The last of the instructions we are discussing in this blog post is “disallow.” You might be thinking that this sounds a lot like noindex, but while the two are very similar, there are slight differences:
As you can see, disallowing a page means that you’re telling the search engine robots not to crawl it all, which signifies that it has no use at all for SEO. Disallow is best used for the pages on your site that are completely irrelevant to most search users, such as client login areas or “thank you” pages.
Unlike noindex and nofollow, the disallow instruction isn’t included into a page’s HTML code or HTTP response, but instead is included in a separate file named “robots.txt.”
A robots.txt file is a simple plain text file that can be created with any basic text editor and sits at the root of your site (www.example.com/robots.txt). Your site doesn’t need a robots.txt for search engines to crawl it, but you will need one if you want to use the disallow directive to block access to certain pages. To do that, you’ll simply list the relevant parts of your site on the robots.txt file like this:
User-agent: *
Disallow: /path/to/your/page.html
WordPress website owners can use the All in One SEO plugin to quickly generate their own robots.txt file without the need to access the content management system’s underlying file structure directly.

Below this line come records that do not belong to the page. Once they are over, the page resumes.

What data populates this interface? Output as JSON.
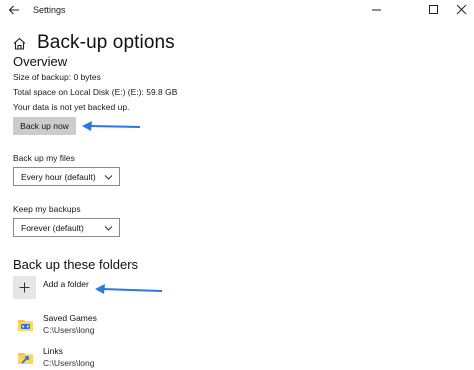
{
  "window": {
    "title": "Settings",
    "controls": {
      "back": "back-arrow-icon",
      "minimize": "minimize-icon",
      "maximize": "maximize-icon",
      "close": "close-icon"
    }
  },
  "page": {
    "title": "Back-up options",
    "home_icon": "home-icon"
  },
  "overview": {
    "heading": "Overview",
    "size_of_backup": "Size of backup: 0 bytes",
    "total_space": "Total space on Local Disk (E:) (E:): 59.8 GB",
    "status": "Your data is not yet backed up.",
    "backup_now_label": "Back up now"
  },
  "backup_frequency": {
    "label": "Back up my files",
    "selected": "Every hour (default)"
  },
  "keep_backups": {
    "label": "Keep my backups",
    "selected": "Forever (default)"
  },
  "folders": {
    "heading": "Back up these folders",
    "add_label": "Add a folder",
    "items": [
      {
        "name": "Saved Games",
        "path": "C:\\Users\\long",
        "icon": "saved-games-folder-icon"
      },
      {
        "name": "Links",
        "path": "C:\\Users\\long",
        "icon": "links-folder-icon"
      }
    ]
  },
  "colors": {
    "annotation_arrow": "#2b78e4",
    "button_bg": "#cccccc",
    "add_box_bg": "#e6e6e6"
  }
}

Do you know for certain which parts of your website are marked as noindex and nofollow or are excluded from being indexed by a disallow rule? If you are not sure, you might consider taking an inventory and reviewing your past decisions.
One way to do such an inventory is to go to www.drlinkcheck.com, enter the URL of your site’s homepage, and hit the Start Check button.

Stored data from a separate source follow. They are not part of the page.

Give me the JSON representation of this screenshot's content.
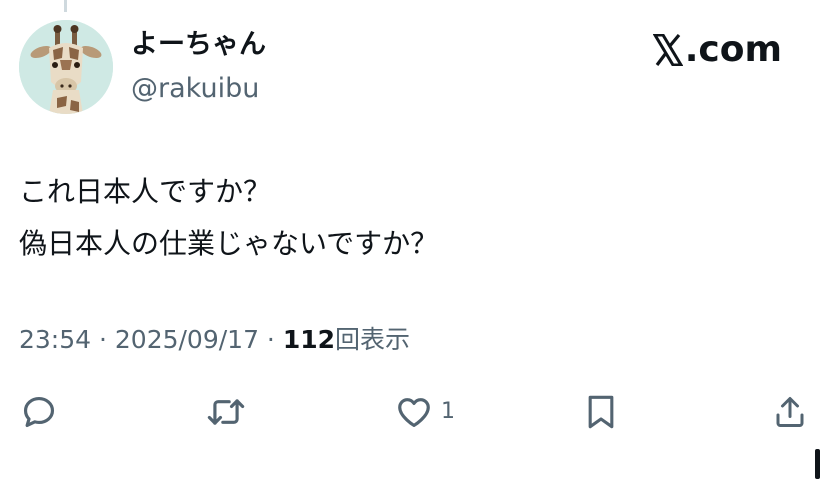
{
  "author": {
    "display_name": "よーちゃん",
    "handle": "@rakuibu"
  },
  "brand": {
    "label": ".com"
  },
  "post": {
    "lines": [
      "これ日本人ですか？",
      "偽日本人の仕業じゃないですか？"
    ]
  },
  "meta": {
    "time": "23:54",
    "separator_1": " · ",
    "date": "2025/09/17",
    "separator_2": " · ",
    "views_count": "112",
    "views_label": "回表示"
  },
  "actions": {
    "reply_icon": "reply-icon",
    "repost_icon": "repost-icon",
    "like_icon": "heart-icon",
    "like_count": "1",
    "bookmark_icon": "bookmark-icon",
    "share_icon": "share-icon"
  },
  "colors": {
    "text_primary": "#0f1419",
    "text_secondary": "#536471",
    "avatar_background": "#cfe9e4"
  }
}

Dr. Link Check’s primary function is to reveal broken links, but the service also provides detailed information on working links.
After the crawl of your site is complete, switch to the All Links report and create a filter to only show page links tagged as noindex:
You now have a custom report that shows you the pages that contain a noindex tag or have a noindex X-Robots-Tag HTTP header.
If you want see all links that are marked as nofollow, switch to the All links report, click on Add… in the filter bar, and select Nofollow/Dofollow from the drop-down menu.
By default, the Dr. Link Check crawler ignores all links disallowed by the rules found in the site’s robots.txt file. You can change that in the project settings:
Now switch the Overview report and hit the Rerun check button to start a new crawl with the updated settings.
After the crawl has finished, open the All Links, click on Add… in the filter section, and select robots.txt status to limit the list to links disallowed by your website’s robots.txt file.
While the vast majority of website owners are far more interested in getting the search engines to notice the pages of their websites, the noindex, nofollow and disallow instructions are powerful tools to help crawlers better understand a site’s content, and they indicate which sections of the site should be hidden from search engine users.